CRFs Generalize HMMs

Sep 13, 2017 • sequence models • 1

Problem

The Hidden Markov Model (HMM) is a generative model. An HMM models the joint probability of two sequences as \begin{align} p(X, Y) = \prod_{t=1}^T p(x_t \mid y_t) p(y_t \mid y_{t-1}). \end{align}

The Conditional Random Field (CRF) is a discriminative model. A linear-chain CRF models the conditional probability of $Y$ given $X$ as \begin{align} p(Y \mid X) = \frac{1}{Z} \prod_{t=1}^T \exp \left\lbrace \sum_{m=1}^M \mu_m f_m(x_t, y_t, y_{t-1}) \right\rbrace \end{align}

A nice property of the linear-chain CRF is that it is a strict generalization of the HMM. Any distribution representable by an HMM can be modeled by a CRF. Show that this is true.

Solution

show

We can convert an HMM into a CRF as follows. Assume the variable $x_t$ can take on $p$ values and $y_t$ can take on $q$ values. Thus we need $M = pq + q^2$ factors. The factors will be \begin{align} g_{i, j}(x_t, y_t, y_{t-1}) &= \mathbb{1}\lbrace x_t = i, y_t = j \rbrace \\ h_{j, k}(x_t, y_t, y_{t-1}) &= \mathbb{1}\lbrace y_t = j, y_{t-1} = k \rbrace. \end{align}

The weights will be

\begin{align} \lambda_{i, j} &= \log p(x_t = i \mid y_t = j) \\ \theta_{j, k} &= \log p(y_t = j \mid y_{t-1} = k) \end{align} and let $Z = 1$ .
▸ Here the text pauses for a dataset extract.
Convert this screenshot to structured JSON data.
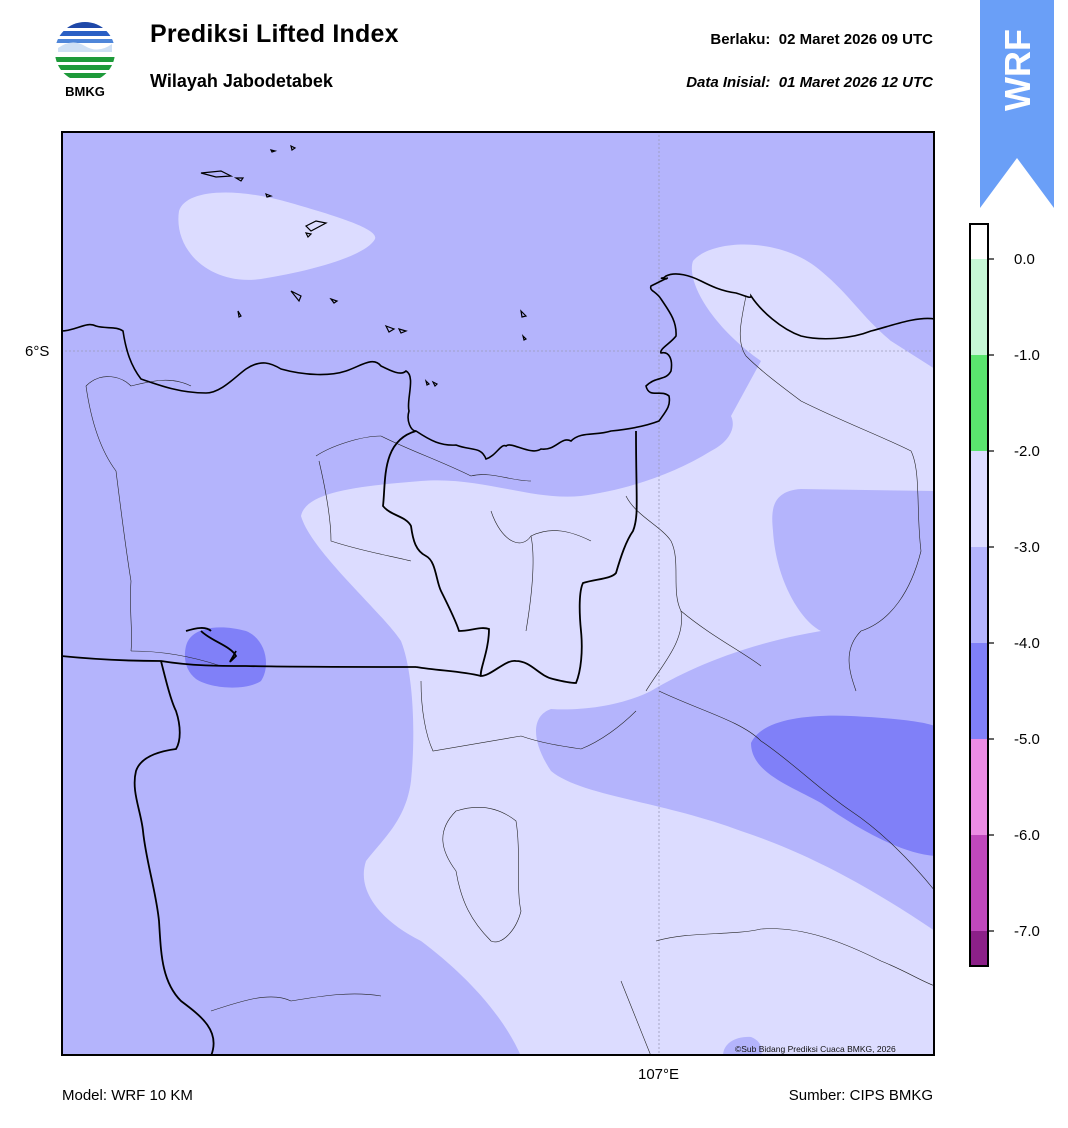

Now the HMM can be written as \begin{align} &\prod_{t=1}^T p(x_t = i \mid y_t = j) p(y_t = j \mid y_{t-1} = k) \\ = &\prod_{t=1}^T \exp \left\lbrace \lambda_{i, j} + \theta_{j, k} \right\rbrace \\ = &\prod_{t=1}^T \exp \left\lbrace \sum_{i,j} \lambda_{i, j} \mathbb{1} \lbrace x_t = i, y_t = j \rbrace + \sum_{j, k} \theta_{j, k} \mathbb{1} \lbrace y_t = j, y_{t-1} = k \rbrace \right\rbrace\\ = &\frac{1}{Z} \prod_{t=1}^T \exp \left\lbrace \sum_{i,j} \lambda_{i,j} g_{i,j}(x_t, y_t, y_{t-1}) + \sum_{j,k} \theta_{j,k} h_{j,k}(x_t, y_t, y_{t-1}) \right\rbrace \\ = &\frac{1}{Z} \prod_{t=1}^T \exp \left\lbrace \sum_{m = 1}^M \mu_{m} f_{m}(x_t, y_t, y_{t-1}) \right\rbrace. \end{align}

In the final step we combine all the factors into a single summation to show the equivalence to a CRF. In this case the factors are \begin{align} f_{i + p (j - 1)}(\cdot) &= g_{i,j}(\cdot) \\ f_{pq + j + q (k - 1)}(\cdot) &= h_{j, k}(\cdot) \end{align} and the weights are \begin{align} \mu_{i + p (j - 1)} &= \lambda_{i,j} \\ \mu_{pq + j + q (k - 1)} &= \theta_{j, k}. \end{align}

This fact was pointed out to me in Section 2.3 of An Introduction to Conditional Random Fields.